I was mildly excited that someone from Mount Vernon had read one of my mainstream articles, and not just the blog. But, even with some shared ideas and a common point of reference, the reader’s response actually reflected some of what I critiqued in the article. She agreed that “Money Earnin’ Mount Vernon” had helped shape my views around the buying in of a relatively materially privileged class into White patriarchial and supremacist ideas like civility and respectability politics. Then she immediately veered toward identifying the great Mount Vernonites — “Denzel Washington, Al B Sure, Heavy D, Sidney Poitier, etc.”

What is it about smaller cities not blessed with the narcissistic largesse of a New York, L.A., or DC that causes people to fall back on the “but we have successful people from here, too” trope? Not only is this not necessary. It points to a sense of competing for attention and importance in a way that can be a bit unseemly, a way of countering a negative narrative from a crowd of self-centered media elites with one that’s just as narcissistic and needy.

The fact is, pick a spot on a map where at least 1,000 people live, and guess what? Someone rich and/or famous either grew up there or lived there for a time. Even if those individuals aren’t nationally known, one can guess that they’re known in that region or state. Dean Martin’s from Steubenville, Ohio. The opera singer Leontyne Price is originally from Laurel, Mississippi. Mr. “The Price Is Right” Bob Barker is from Darrington, Washington. Stand-up comedian Lewis Black’s from Silver Spring (where I’ve lived for nearly 20 years now). I bumped into former NFL player and sports broadcaster Ahmad Rashad at my local pizza shop in 1989. Heck, the Black feminist lesbian poet Audre Lorde worked for years at Mount Vernon Public Library. None of this could possibly change how I saw my original home base, not in 1976, not in 1987, and certainly not in 2018.

It’s not that I didn’t know the Delaney sisters lived off South Columbus Avenue, or that Stephanie Mills had a house somewhere between Mount Vernon High School and the Mount Vernon-Bronxville border. But what did that really mean to my day-to-day when I was going from one end of Mount Vernon to the other for groceries, for piece of mind, and sometimes, to avoid more physical and emotional abuse at home? How did knowing that a classmate was in a scene on the soap opera General Hospital change the fact that I still needed to hunt down my alcoholic father on Friday for enough money to cover the cost of my AP English exam? What did Al B. Sure or Heavy D’s success in the 1980s have to do with my striving for a college education, or my five days of homelessness in 1988? Nothing, of course, absolutely nothing.

It’s good to know that there are notable people, Black, Afro-Caribbean, African, Latino, Nuyorican, Italian, male, female, transgender, gay, lesbian, bisexual, dead, old, young, and alive, from Mount Vernon. But a community doesn’t hang its hat on notable people or the rich and successful. Its lifeblood is the ordinary, of activists, artists, and educators, students and librarians and postal workers, the grandparent here, the friend of the family there, who takes a real interest in your development and success. For that reason, Denzel doesn’t really matter to me. I can’t tell you how I feel about Albert Brown night and day, because I’ve hardly given his music a thought since Quincy Jones’ 1989 album Back on the Block (the song “The Secret Garden” makes me gag). Sidney Poitier living in Mount Vernon for a time? And?

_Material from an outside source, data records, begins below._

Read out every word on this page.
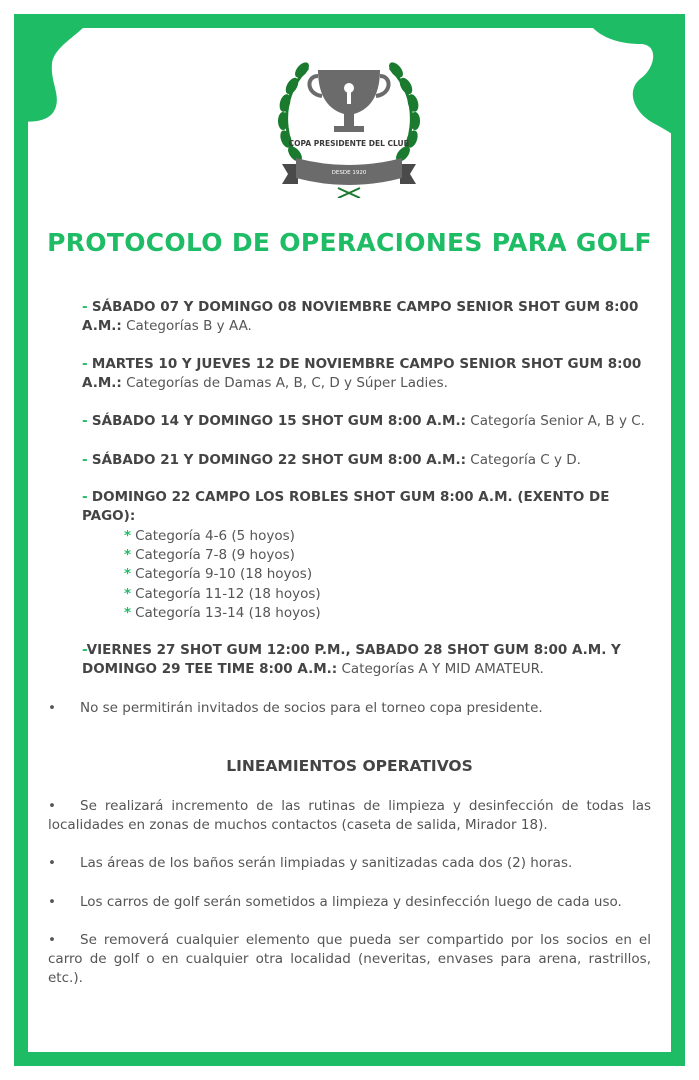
COPA PRESIDENTE DEL CLUB
DESDE 1920
PROTOCOLO DE OPERACIONES PARA GOLF
- SÁBADO 07 Y DOMINGO 08 NOVIEMBRE CAMPO SENIOR SHOT GUM 8:00 A.M.: Categorías B y AA.
- MARTES 10 Y JUEVES 12 DE NOVIEMBRE CAMPO SENIOR SHOT GUM 8:00 A.M.: Categorías de Damas A, B, C, D y Súper Ladies.
- SÁBADO 14 Y DOMINGO 15 SHOT GUM 8:00 A.M.: Categoría Senior A, B y C.
- SÁBADO 21 Y DOMINGO 22 SHOT GUM 8:00 A.M.: Categoría C y D.
- DOMINGO 22 CAMPO LOS ROBLES SHOT GUM 8:00 A.M. (EXENTO DE PAGO):
* Categoría 4-6 (5 hoyos)
* Categoría 7-8 (9 hoyos)
* Categoría 9-10 (18 hoyos)
* Categoría 11-12 (18 hoyos)
* Categoría 13-14 (18 hoyos)
-VIERNES 27 SHOT GUM 12:00 P.M., SABADO 28 SHOT GUM 8:00 A.M. Y DOMINGO 29 TEE TIME 8:00 A.M.: Categorías A Y MID AMATEUR.
• No se permitirán invitados de socios para el torneo copa presidente.
LINEAMIENTOS OPERATIVOS
• Se realizará incremento de las rutinas de limpieza y desinfección de todas las localidades en zonas de muchos contactos (caseta de salida, Mirador 18).
• Las áreas de los baños serán limpiadas y sanitizadas cada dos (2) horas.
• Los carros de golf serán sometidos a limpieza y desinfección luego de cada uso.
• Se removerá cualquier elemento que pueda ser compartido por los socios en el carro de golf o en cualquier otra localidad (neveritas, envases para arena, rastrillos, etc.).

For me, for better and for worse, it was the crossing guard at the corner of Esplanade and East Lincoln when was at William H. Holmes. Or, it was my mom and dad’s friends (drinking buddies, really), Ms. Pomalee, Ida, Callie Mae, Lo, and Arthur. Or, it was my mom’s Mount Vernon Hospital friends, especially Billie. It was my Uncle Sam. It was Ms. Griffin, Mrs. Shannon, Mrs. O’Daniel, Mrs. Bryant, my school teachers before Humanities and Meltzer. Whatever lessons I learned about aspirations, civility, and respectability politics, and the idea that these ideas aren’t all good or set in stone, they helped me in that process. These were the people who mattered to me outside of 616 and off the street of Mount Vernon.